Bodmin and Wenford Railway has now been forced to import poorer quality coal from Kazakhstan - some 3,100 miles away from Cornwall.
Jimmy James, a spokesman for the heritage railway which uses two metric tons of coal a day when fully operational, said the Heritage Railway Association has recently secured dispensation from the British government for heritage railways to continue to use imported coal to stay in business, even though plenty of British coal remains in the ground.
“At Bodmin, we have just switched to coal from Kazakhstan, which is imported through the port of Immingham after a couple of thousand miles of travel across Europe. It then reaches Bodmin by road, through yet more eco-unfriendly travel, and vastly increasing the cost. The B&WR was once part of the Great Western Railway, which used high quality Welsh steam coal to power its fleet of steam locos. At Bodmin, the majority of our locos are ex GWR, thus purpose-built for the traditional Welsh variety."
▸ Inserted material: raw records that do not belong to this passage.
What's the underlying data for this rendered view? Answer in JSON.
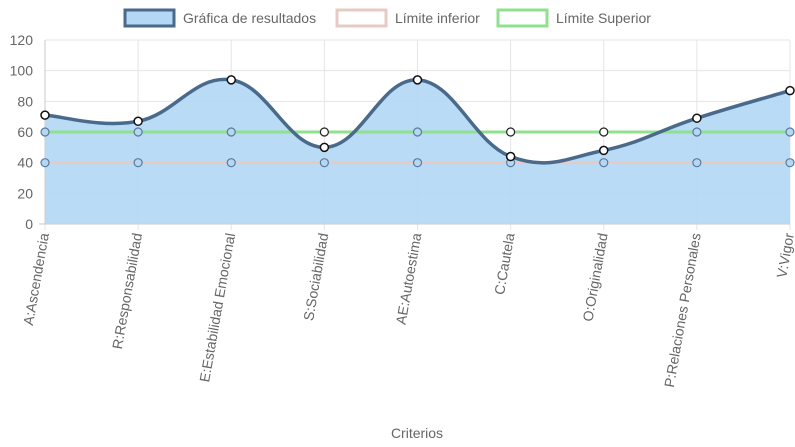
{
  "chart_data": {
    "type": "line",
    "categories": [
      "A:Ascendencia",
      "R:Responsabilidad",
      "E:Estabilidad Emocional",
      "S:Sociabilidad",
      "AE:Autoestima",
      "C:Cautela",
      "O:Originalidad",
      "P:Relaciones Personales",
      "V:Vigor"
    ],
    "series": [
      {
        "name": "Gráfica de resultados",
        "values": [
          71,
          67,
          94,
          50,
          94,
          44,
          48,
          69,
          87
        ],
        "line_color": "#4a6a8c",
        "fill_color": "#b3d7f5",
        "fill": true
      },
      {
        "name": "Límite inferior",
        "values": [
          40,
          40,
          40,
          40,
          40,
          40,
          40,
          40,
          40
        ],
        "line_color": "#e5cbc4",
        "fill": false
      },
      {
        "name": "Límite Superior",
        "values": [
          60,
          60,
          60,
          60,
          60,
          60,
          60,
          60,
          60
        ],
        "line_color": "#8fe08f",
        "fill": false
      }
    ],
    "xlabel": "Criterios",
    "ylabel": "",
    "ylim": [
      0,
      120
    ],
    "yticks": [
      0,
      20,
      40,
      60,
      80,
      100,
      120
    ],
    "grid": true,
    "legend_position": "top-center"
  }
}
He added that Ffos-y-Fran was primarily there to supply the steelworks at Port Talbot and Aberthaw power station, and supplies to steam railways were just a small part of their business. The logic of the steel industry having to import huge supplies of coal from around the world, and not using home resources, appears to be lost on the green lobby.
"We do not know how reliable the Kazakh source may prove to be, nor as yet how much we will be forced to raise our prices. These are very testing times for our industry, and we have to roll with the punches."